Description
Lucky Strike
Fringed Redmaids, Silver King Mine and Apache Leap, Superior, AZ
28×22 Oil on Canvas
Bloomed 3-12-23 3:30 PM
$4400
A friend came to visit, and I dragged her and her family to a site I hadn’t explored before near Superior. I was hoping we would find poppies blooming, but it was too early in the season.
We climbed a rise to get a better look at the Apache Leap cliffs and the rolling hills.
Just east of where we stood, beneath Kings Crown Peak in Comstock Wash was the site of the richest silver mine in Arizona, producing $42 million worth of silver ore between 1875 and 1900.
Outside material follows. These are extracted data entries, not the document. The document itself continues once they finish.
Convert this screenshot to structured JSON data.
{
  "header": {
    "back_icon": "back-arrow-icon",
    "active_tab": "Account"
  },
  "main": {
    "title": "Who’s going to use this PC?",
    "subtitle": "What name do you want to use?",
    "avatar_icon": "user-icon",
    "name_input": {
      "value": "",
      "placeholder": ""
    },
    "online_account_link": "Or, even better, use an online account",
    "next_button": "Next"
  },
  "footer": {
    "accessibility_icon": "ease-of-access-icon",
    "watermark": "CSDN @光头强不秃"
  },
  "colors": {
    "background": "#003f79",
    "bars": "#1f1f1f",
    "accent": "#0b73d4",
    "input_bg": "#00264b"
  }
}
In 1870, General George Stoneman ordered the construction of a road from Camp Picketpost to the Pinal Mountains. A soldier named Sullivan, who was working on the road, found some heavy black rocks which he showed to a rancher named Charles Mason. Mason and some companions went looking for the source of the rocks after Sullivan died. The group was attacked by Apaches; one man died and was buried near Stoneman’s grade. The group’s mule strayed during the burial and when they went looking for it, they found the silver rich outcropping with Sullivan’s markings.
But enough about silver; what was the pink and bright green carpet at our feet? Spead this way and that were bight and pale pink fringed redmaids. Small, yes, but mighty; a bright and cheery foreground to the landscape beyond. I don’t suppose the miners paid much attention to their beauty back then; they probably trampled over them on the way to the mine. But the plants are edible; maybe they snacked on them?
There is always something wonderful to discover the in desert, be it silver or pink.
And I did bring home a mighty dark rock too. It was a lucky day.